Notre qualité d’être humain (ou de singe) est même alors en jeu… comme le soulignera magnifiquement César à Koba : « Singe tue pas singe… mais tu n’es pas un singe ! »

Hum, hum… qui aurait cru que l’on pouvait autant réfléchir après avoir vu ces deux blockbusters ?

 

2 JOURS, 1 NUIT, 1 TRÈS GRAND FILM

À l’occasion des quarante ans du Jury Œcuménique, une cérémonie officielle sera organisée jeudi midi au pavillon UNIFRANCE, pour remettre un prix spécial aux frères Jean-Pierre et Luc Dardenne, pour l’ensemble de leur œuvre. Les deux réalisateurs belges sont des habitués du Festival de Cannes où ils ont déjà reçu plusieurs prix, 2 palmes d’or et 2 mentions spéciales du Jury Œcuménique. Cette année, ils présentent dans la compétition officielle, leur nouveau film 2 jours, 1 nuit.

Une histoire d’aujourd’hui, simple et percutante : Sandra (Marion Cotillard), aidée par son mari Manu (Fabrizio Rongione), n’a qu’un week-end pour aller voir ses collègues et les convaincre de renoncer à leur prime de 1000 euros pour qu’elle puisse garder son travail.

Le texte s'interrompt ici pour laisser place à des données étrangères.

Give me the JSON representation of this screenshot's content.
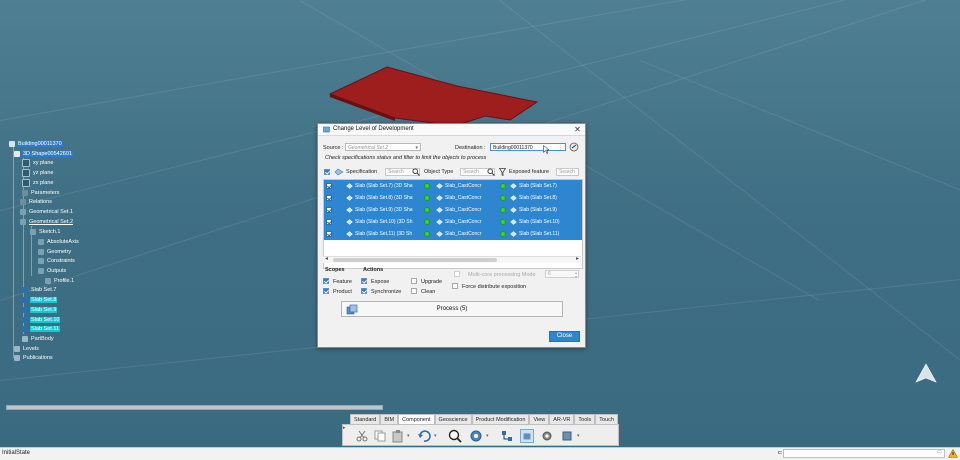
{
  "dialog": {
    "title": "Change Level of Development",
    "close_glyph": "✕",
    "source_label": "Source :",
    "source_value": "Geometrical Set.2",
    "destination_label": "Destination :",
    "destination_value": "Building00011370",
    "hint": "Check specifications status and filter to limit the objects to process",
    "columns": {
      "specification": "Specification",
      "object_type": "Object Type",
      "exposed_feature": "Exposed feature"
    },
    "search_placeholder": "Search",
    "rows": [
      {
        "spec": "Slab (Slab Set.7) (3D Sha",
        "type": "Slab_CastConcr",
        "exposed": "Slab (Slab Set.7)"
      },
      {
        "spec": "Slab (Slab Set.8) (3D Sha",
        "type": "Slab_CastConcr",
        "exposed": "Slab (Slab Set.8)"
      },
      {
        "spec": "Slab (Slab Set.9) (3D Sha",
        "type": "Slab_CastConcr",
        "exposed": "Slab (Slab Set.9)"
      },
      {
        "spec": "Slab (Slab Set.10) (3D Sh",
        "type": "Slab_CastConcr",
        "exposed": "Slab (Slab Set.10)"
      },
      {
        "spec": "Slab (Slab Set.11) (3D Sh",
        "type": "Slab_CastConcr",
        "exposed": "Slab (Slab Set.11)"
      }
    ],
    "scopes_label": "Scopes",
    "actions_label": "Actions",
    "scope_feature": "Feature",
    "scope_product": "Product",
    "action_expose": "Expose",
    "action_synchronize": "Synchronize",
    "action_upgrade": "Upgrade",
    "action_clean": "Clean",
    "multicore_label": "Multi-core processing Mode",
    "multicore_value": "6",
    "force_label": "Force distribute exposition",
    "process_button": "Process (5)",
    "close_button": "Close"
  },
  "tree": {
    "root": "Building00011370",
    "shape": "3D Shape00542601",
    "xy": "xy plane",
    "yz": "yz plane",
    "zx": "zx plane",
    "parameters": "Parameters",
    "relations": "Relations",
    "geoset1": "Geometrical Set.1",
    "geoset2": "Geometrical Set.2",
    "sketch1": "Sketch.1",
    "absaxis": "AbsoluteAxis",
    "geometry": "Geometry",
    "constraints": "Constraints",
    "outputs": "Outputs",
    "profile1": "Profile.1",
    "slab7": "Slab Set.7",
    "slab8": "Slab Set.8",
    "slab9": "Slab Set.9",
    "slab10": "Slab Set.10",
    "slab11": "Slab Set.11",
    "partbody": "PartBody",
    "levels": "Levels",
    "publications": "Publications"
  },
  "toolbar_tabs": [
    "Standard",
    "BIM",
    "Component",
    "Geoscience",
    "Product Modification",
    "View",
    "AR-VR",
    "Tools",
    "Touch"
  ],
  "active_tab": "Component",
  "status": {
    "text": "InitialState",
    "cmd_prefix": "c:"
  },
  "colors": {
    "selection_blue": "#2f86d0",
    "highlight_cyan": "#17c6d6",
    "slab_red": "#9e1d1d",
    "status_green": "#38d438",
    "background": "#3f6f84"
  }
}
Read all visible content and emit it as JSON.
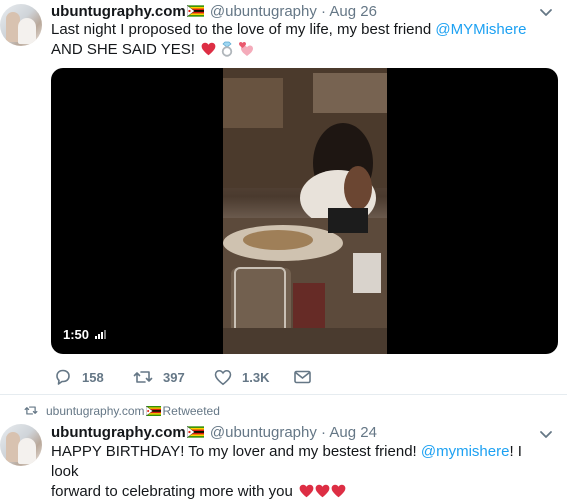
{
  "tweet1": {
    "name": "ubuntugraphy.com",
    "handle": "@ubuntugraphy",
    "separator": "·",
    "date": "Aug 26",
    "line1_prefix": "Last night I proposed to the love of my life, my best friend ",
    "line1_mention": "@MYMishere",
    "line2": "AND SHE SAID YES!",
    "emoji": [
      "red-heart",
      "ring",
      "two-hearts"
    ],
    "video": {
      "duration": "1:50"
    },
    "actions": {
      "replies": "158",
      "retweets": "397",
      "likes": "1.3K"
    }
  },
  "retweet_context": {
    "user": "ubuntugraphy.com",
    "label": "Retweeted"
  },
  "tweet2": {
    "name": "ubuntugraphy.com",
    "handle": "@ubuntugraphy",
    "separator": "·",
    "date": "Aug 24",
    "line1_prefix": "HAPPY BIRTHDAY! To my lover and my bestest friend! ",
    "line1_mention": "@mymishere",
    "line1_suffix": "! I look",
    "line2": "forward to celebrating more with you",
    "emoji": [
      "red-heart",
      "red-heart",
      "red-heart"
    ]
  },
  "colors": {
    "accent": "#1da1f2",
    "muted": "#657786",
    "text": "#14171a",
    "heart": "#e0245e"
  }
}
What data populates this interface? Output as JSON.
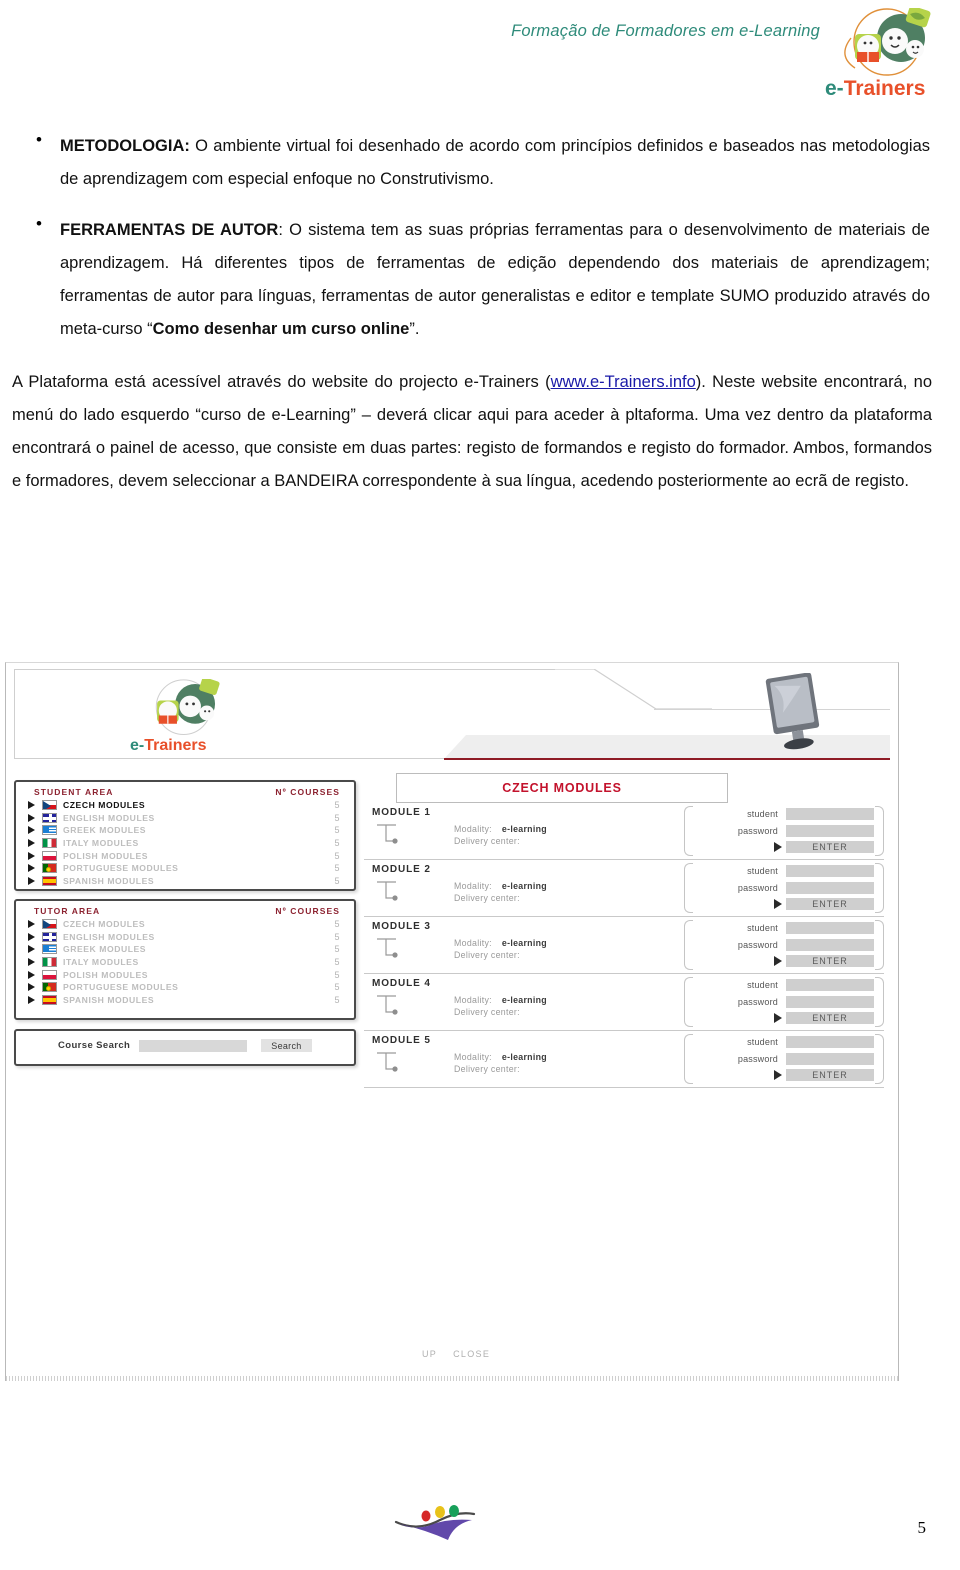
{
  "header": {
    "tagline": "Formação de Formadores em e-Learning",
    "logo_prefix": "e-",
    "logo_suffix": "Trainers",
    "brand_teal": "#2e8b7a",
    "brand_orange": "#e8502a"
  },
  "body": {
    "bullets": [
      {
        "lead": "METODOLOGIA:",
        "text": " O ambiente virtual foi desenhado de acordo com princípios definidos e baseados nas metodologias de aprendizagem com especial enfoque no Construtivismo."
      },
      {
        "lead": "FERRAMENTAS DE AUTOR",
        "text": ": O sistema tem as suas próprias ferramentas para o desenvolvimento de materiais de aprendizagem. Há diferentes tipos de ferramentas de edição dependendo dos materiais de aprendizagem; ferramentas de autor para línguas, ferramentas de autor generalistas e editor e template SUMO produzido através do meta-curso “",
        "bold_tail": "Como desenhar um curso online",
        "tail": "”."
      }
    ],
    "paragraph": {
      "part1": "A Plataforma está acessível através do website do projecto e-Trainers (",
      "link": "www.e-Trainers.info",
      "part2": "). Neste website encontrará, no menú do lado esquerdo “curso de e-Learning” – deverá clicar aqui para aceder à pltaforma. Uma vez dentro da plataforma encontrará o painel de acesso, que consiste em duas partes: registo de formandos e registo do formador. Ambos, formandos e formadores, devem seleccionar a BANDEIRA correspondente à sua língua, acedendo posteriormente ao ecrã de registo."
    }
  },
  "screenshot": {
    "banner": {
      "logo_prefix": "e-",
      "logo_suffix": "Trainers"
    },
    "student_panel": {
      "title": "STUDENT AREA",
      "count_header": "Nº COURSES",
      "items": [
        {
          "label": "CZECH MODULES",
          "count": "5",
          "flag": "f-cz",
          "active": true
        },
        {
          "label": "ENGLISH MODULES",
          "count": "5",
          "flag": "f-en",
          "active": false
        },
        {
          "label": "GREEK MODULES",
          "count": "5",
          "flag": "f-gr",
          "active": false
        },
        {
          "label": "ITALY MODULES",
          "count": "5",
          "flag": "f-it",
          "active": false
        },
        {
          "label": "POLISH MODULES",
          "count": "5",
          "flag": "f-pl",
          "active": false
        },
        {
          "label": "PORTUGUESE MODULES",
          "count": "5",
          "flag": "f-pt",
          "active": false
        },
        {
          "label": "SPANISH MODULES",
          "count": "5",
          "flag": "f-es",
          "active": false
        }
      ]
    },
    "tutor_panel": {
      "title": "TUTOR AREA",
      "count_header": "Nº COURSES",
      "items": [
        {
          "label": "CZECH MODULES",
          "count": "5",
          "flag": "f-cz",
          "active": false
        },
        {
          "label": "ENGLISH MODULES",
          "count": "5",
          "flag": "f-en",
          "active": false
        },
        {
          "label": "GREEK MODULES",
          "count": "5",
          "flag": "f-gr",
          "active": false
        },
        {
          "label": "ITALY MODULES",
          "count": "5",
          "flag": "f-it",
          "active": false
        },
        {
          "label": "POLISH MODULES",
          "count": "5",
          "flag": "f-pl",
          "active": false
        },
        {
          "label": "PORTUGUESE MODULES",
          "count": "5",
          "flag": "f-pt",
          "active": false
        },
        {
          "label": "SPANISH MODULES",
          "count": "5",
          "flag": "f-es",
          "active": false
        }
      ]
    },
    "search": {
      "label": "Course Search",
      "value": "",
      "button": "Search"
    },
    "modules_panel": {
      "title": "CZECH MODULES",
      "title_color": "#c3122c",
      "modality_label": "Modality:",
      "modality_value": "e-learning",
      "delivery_label": "Delivery center:",
      "delivery_value": "",
      "student_label": "student",
      "password_label": "password",
      "enter_label": "ENTER",
      "modules": [
        {
          "name": "MODULE 1"
        },
        {
          "name": "MODULE 2"
        },
        {
          "name": "MODULE 3"
        },
        {
          "name": "MODULE 4"
        },
        {
          "name": "MODULE 5"
        }
      ]
    },
    "footer_links": {
      "up": "UP",
      "close": "CLOSE"
    }
  },
  "footer": {
    "page_number": "5"
  }
}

Le patron de cette petite entreprise a donné en effet au personnel d’arbitrer cette décision par un vote. Sandra sort juste d’une dépression. Son avenir va se jouer là dans ces quelques heures.

C’est un vrai drame social comme les Dardenne savent si bien le faire. Et si l’histoire est profondément difficile, mettant en jeu tout un tas de mécanismes honteux et faisant ressortir le côté sombre de certains individus, il en ressort malgré tout comme une lumière perçant l’obscurité. L’espérance, la persévérance et la solidarité sont en effet trois ressorts de ce qui se vit là. Mais ce n’est pas fait avec niaiserie ou sentimentalisme excessif. Au contraire, c’est avec brio et authenticité. Une autre grande qualité se situe également dans le fait qu’aucun jugement n’est posé sur aucun personnage. Le respect l’emporte. Pas de bons ou de méchants, mais la réalité humaine avec toutes ses ambigüités. Et à ce propos, la question de la force et de la faiblesse est évoquée avec cette obsession de la performance tant présente dans le monde de l’entreprise. Sandra est la « non performante », celle qui est devenue fragile et qui a perdue confiance en elle, mais qui retrouve progressivement force et courage grâce à la lutte menée avec son mari.

  

Justement enfin, qu’il est agréable d’avoir là donné l’image d’un couple uni, d’une famille solide. Comme je l’évoquais dans mon dernier article sur ce même blog, ce n’est pas souvent le cas dans le cinéma d’aujourd’hui, ni même toujours dans le cinéma des frères belges. Mais l’échec n’est pas une fatalité. Et cette unité, qui n’est pas montrée non plus « à l’eau de rose » (Sandra sort de dépression, leurs rapports amoureux sont en souffrance et le renoncement est tout proche), devient force de survie et d’avancement. Sandra va puiser son courage dans son couple, et longtemps Manu croit en Sandra plus qu’elle ne croit en elle-même.

Il est utile de noter que les frères Dardenne ont parfaitement maitrisé la fin de l’histoire. Pas forcément évident de conclure une telle histoire… Risque évident de tomber dans la facilité (de différentes façons possibles d’ailleurs)… Risque aussi de ne rien dire et de laisser, comme c’est souvent le cas, le spectateur en plan… Alors, en vous préservant d’un spoiler inutile et frustrant, le juste ton est simplement là et le rebondissement nécessaire intervient.

Autant le dire, et vous l’aurez aisément compris à la lecture de ces lignes, ce film est pour moi comme un vrai électrochoc. Il vous transperce et en même temps vous relève. Et même si, comme je l’ai entendu à la sortie de la séance dans la bouche d’un couple âgé à l’accent très « bourgeois », les frère Dardenne peuvent en ennuyer certains avec leurs drames sociaux… 2 jours, 1 nuit est un film nécessaire, utile et bon. Marion Cotillard est de plus admirable tant dans le rôle qu’elle tient que dans la façon de la faire. Rendez-vous maintenant samedi soir pour le palmarès… et sans doute aussi vendredi pour celui du Jury Œcuménique.